Mr. Pichai also said the phrase was important because it provided the companies with flexibility to take action in situations that were never considered when the law was written, such as when children started eating laundry detergent pods as part of a challenge to others.
Facebook, Google and Twitter continue to be the focus of foreign operations intended to influence U.S. elections, the chief executives of the companies said, and they have prioritized removing these kinds of operations from their platforms.

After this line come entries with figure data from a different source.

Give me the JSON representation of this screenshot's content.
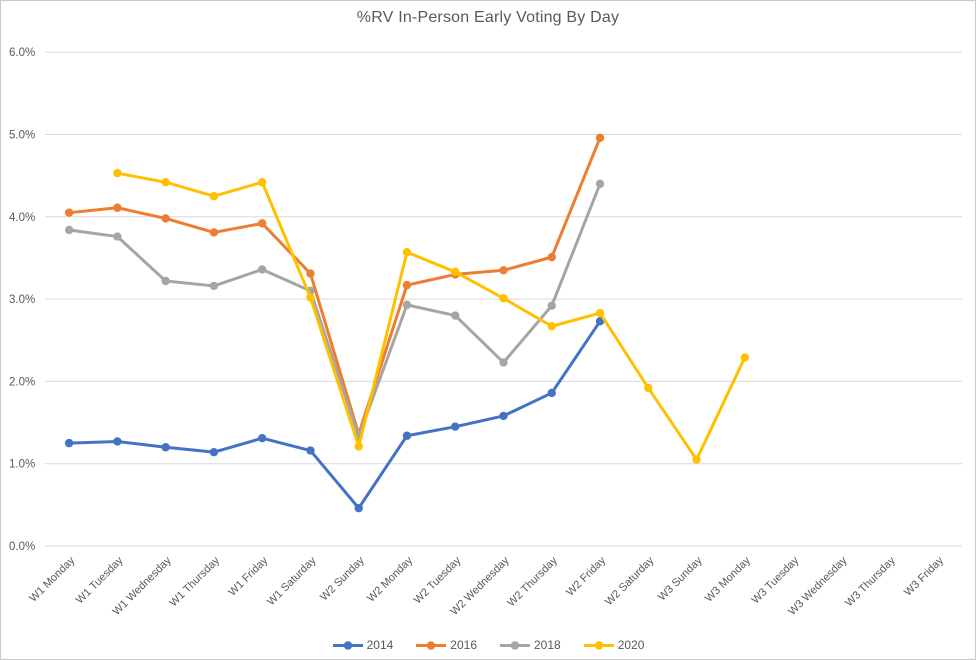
{
  "chart_data": {
    "type": "line",
    "title": "%RV In-Person Early Voting By Day",
    "xlabel": "",
    "ylabel": "",
    "ylim": [
      0,
      6
    ],
    "ytick_labels": [
      "0.0%",
      "1.0%",
      "2.0%",
      "3.0%",
      "4.0%",
      "5.0%",
      "6.0%"
    ],
    "grid": true,
    "legend_position": "bottom",
    "categories": [
      "W1 Monday",
      "W1 Tuesday",
      "W1 Wednesday",
      "W1 Thursday",
      "W1 Friday",
      "W1 Saturday",
      "W2 Sunday",
      "W2 Monday",
      "W2 Tuesday",
      "W2 Wednesday",
      "W2 Thursday",
      "W2 Friday",
      "W2 Saturday",
      "W3 Sunday",
      "W3 Monday",
      "W3 Tuesday",
      "W3 Wednesday",
      "W3 Thursday",
      "W3 Friday"
    ],
    "series": [
      {
        "name": "2014",
        "color": "#4472C4",
        "values": [
          1.25,
          1.27,
          1.2,
          1.14,
          1.31,
          1.16,
          0.46,
          1.34,
          1.45,
          1.58,
          1.86,
          2.73,
          null,
          null,
          null,
          null,
          null,
          null,
          null
        ]
      },
      {
        "name": "2016",
        "color": "#ED7D31",
        "values": [
          4.05,
          4.11,
          3.98,
          3.81,
          3.92,
          3.31,
          1.36,
          3.17,
          3.3,
          3.35,
          3.51,
          4.96,
          null,
          null,
          null,
          null,
          null,
          null,
          null
        ]
      },
      {
        "name": "2018",
        "color": "#A5A5A5",
        "values": [
          3.84,
          3.76,
          3.22,
          3.16,
          3.36,
          3.1,
          1.33,
          2.93,
          2.8,
          2.23,
          2.92,
          4.4,
          null,
          null,
          null,
          null,
          null,
          null,
          null
        ]
      },
      {
        "name": "2020",
        "color": "#FFC000",
        "values": [
          null,
          4.53,
          4.42,
          4.25,
          4.42,
          3.02,
          1.21,
          3.57,
          3.33,
          3.01,
          2.67,
          2.83,
          1.92,
          1.05,
          2.29,
          null,
          null,
          null,
          null
        ]
      }
    ],
    "colors": {
      "gridline": "#D9D9D9",
      "axis_text": "#595959",
      "title_text": "#595959"
    }
  }
}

Twitter’s Jack Dorsey and Google’s Sundar Pichai, in one of the most fluid exchanges of the Senate hearing, cited recent examples of Russian and Iranian interference efforts, and said those operations had been stopped.
“Like Jack and Sundar, we also see continued attempts by Russia and other countries, especially Iran and China, to run these kinds of information operations,” said Mark Zuckerberg, Facebooks’ chief executive. “We have also seen an increase in domestic operations around the world.”
The executives stressed the importance of partnerships with intelligence and law enforcement agencies, and said their companies could collaborate with the agencies to stop election interference. Mr. Zuckerberg said the F.B.I. had warned the companies to be on alert for a so-called hack-and-leak operation that might try to spread damaging or stolen information in the weeks leading up to the election.
But the social media companies have struggled to crack down on disinformation campaigns originating within the United States. Mr. Zuckerberg also noted that misinformation about the pandemic was a persistent problem.
“We will continue to work and push back on any manipulation,” Mr. Dorsey said.